Social Media is like corporate reputation insurance. You pay premiums in the form of building relationships, listening, responding, creating widgets, and building communities.

Now, I completely agree that the best crisis communications strategy is a proactive one – see my com.motion University: Crisis Communications presentation below. However, to argue that a major social media engagement is being undertaken in the off chance that an all-encompassing crisis overtakes a brand or organization is not something that many brand marketers I work with will sign off on.

However, I do agree that there are two ways to measure ROI – both of which directly affect the bottom line:

Sales and cost avoidance.

Both are important, both need to be measured but it doesn’t benefit our industry to focus on one and ignore the other, especially with analogies like the one Forrester is using.

What do you think? Am I off base? Does the life insurance analogy hold up and will your clients (internal and external) “buy it”?

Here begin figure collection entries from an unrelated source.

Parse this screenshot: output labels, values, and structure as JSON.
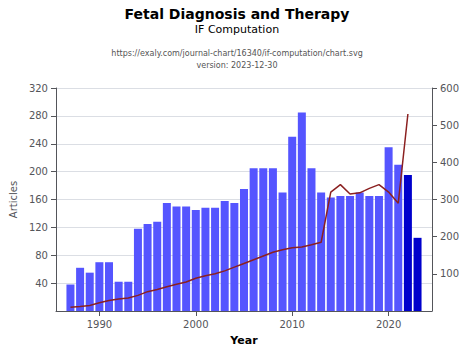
{
  "chart_data": {
    "type": "bar",
    "title": "Fetal Diagnosis and Therapy",
    "subtitle": "IF Computation",
    "annotations": [
      "https://exaly.com/journal-chart/16340/if-computation/chart.svg",
      "version: 2023-12-30"
    ],
    "xlabel": "Year",
    "ylabel": "Articles",
    "x": [
      1987,
      1988,
      1989,
      1990,
      1991,
      1992,
      1993,
      1994,
      1995,
      1996,
      1997,
      1998,
      1999,
      2000,
      2001,
      2002,
      2003,
      2004,
      2005,
      2006,
      2007,
      2008,
      2009,
      2010,
      2011,
      2012,
      2013,
      2014,
      2015,
      2016,
      2017,
      2018,
      2019,
      2020,
      2021,
      2022,
      2023
    ],
    "series": [
      {
        "type": "bar",
        "values": [
          38,
          62,
          55,
          70,
          70,
          42,
          42,
          118,
          125,
          128,
          155,
          150,
          150,
          145,
          148,
          148,
          158,
          155,
          175,
          205,
          205,
          205,
          170,
          250,
          285,
          205,
          170,
          163,
          165,
          165,
          170,
          165,
          165,
          235,
          210,
          195,
          105
        ],
        "colors": [
          "#5555ff",
          "#5555ff",
          "#5555ff",
          "#5555ff",
          "#5555ff",
          "#5555ff",
          "#5555ff",
          "#5555ff",
          "#5555ff",
          "#5555ff",
          "#5555ff",
          "#5555ff",
          "#5555ff",
          "#5555ff",
          "#5555ff",
          "#5555ff",
          "#5555ff",
          "#5555ff",
          "#5555ff",
          "#5555ff",
          "#5555ff",
          "#5555ff",
          "#5555ff",
          "#5555ff",
          "#5555ff",
          "#5555ff",
          "#5555ff",
          "#5555ff",
          "#5555ff",
          "#5555ff",
          "#5555ff",
          "#5555ff",
          "#5555ff",
          "#5555ff",
          "#5555ff",
          "#0000cc",
          "#0000cc"
        ]
      },
      {
        "type": "line",
        "axis": "y2",
        "color": "#8b2020",
        "values": [
          10,
          12,
          15,
          22,
          28,
          32,
          35,
          42,
          52,
          58,
          65,
          72,
          78,
          88,
          95,
          100,
          108,
          118,
          128,
          138,
          148,
          158,
          165,
          170,
          172,
          178,
          185,
          320,
          340,
          315,
          318,
          330,
          340,
          320,
          290,
          530,
          null
        ]
      }
    ],
    "xlim": [
      1985.5,
      2024.5
    ],
    "xticks": [
      1990,
      2000,
      2010,
      2020
    ],
    "ylim": [
      0,
      320
    ],
    "yticks": [
      40,
      80,
      120,
      160,
      200,
      240,
      280,
      320
    ],
    "y2lim": [
      0,
      600
    ],
    "y2ticks": [
      100,
      200,
      300,
      400,
      500,
      600
    ],
    "grid": true
  }
}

via Risk Avoidance and the ROI of Social Media, Insurance, Guitars and Tires.

One Response to Measuring the ROI of Social Media

  1. I think the Forrester conclusion does have some logic to it. I don’t see it as simply crisis management though–you can have multiple small, daily negative mentions that might not rise to the level of a crisis, but are still important to be addressed from a reputation perspective.

    I work at CustomScoop–a monitoring and analysis firm. There are a lot of ways to use monitoring, from sales leads to competitive analysis and so on. But a lot of businesses just monitor from a reputation perspective. Risk avoidance is a big deal to companies, but how do you measure what *doesn’t* happen? (Answer: you can’t.) So, if you are a company that is diligently monitoring social media, responding, and engaging, etc. and you are able to directly respond to a consumer who posts (for example) a damaging rumor in a public forum, quickly stopping the rumor before it’s repeated–what have you gained? You can’t measure how much bad PR you might have gotten, because you’ll never know if the rumor would have taken off. You’ve nipped it in the bud. There is no way to measure that, yet it’s a good, solid business reason to be engaged online.

    Sorry for the long comment! Interesting questions.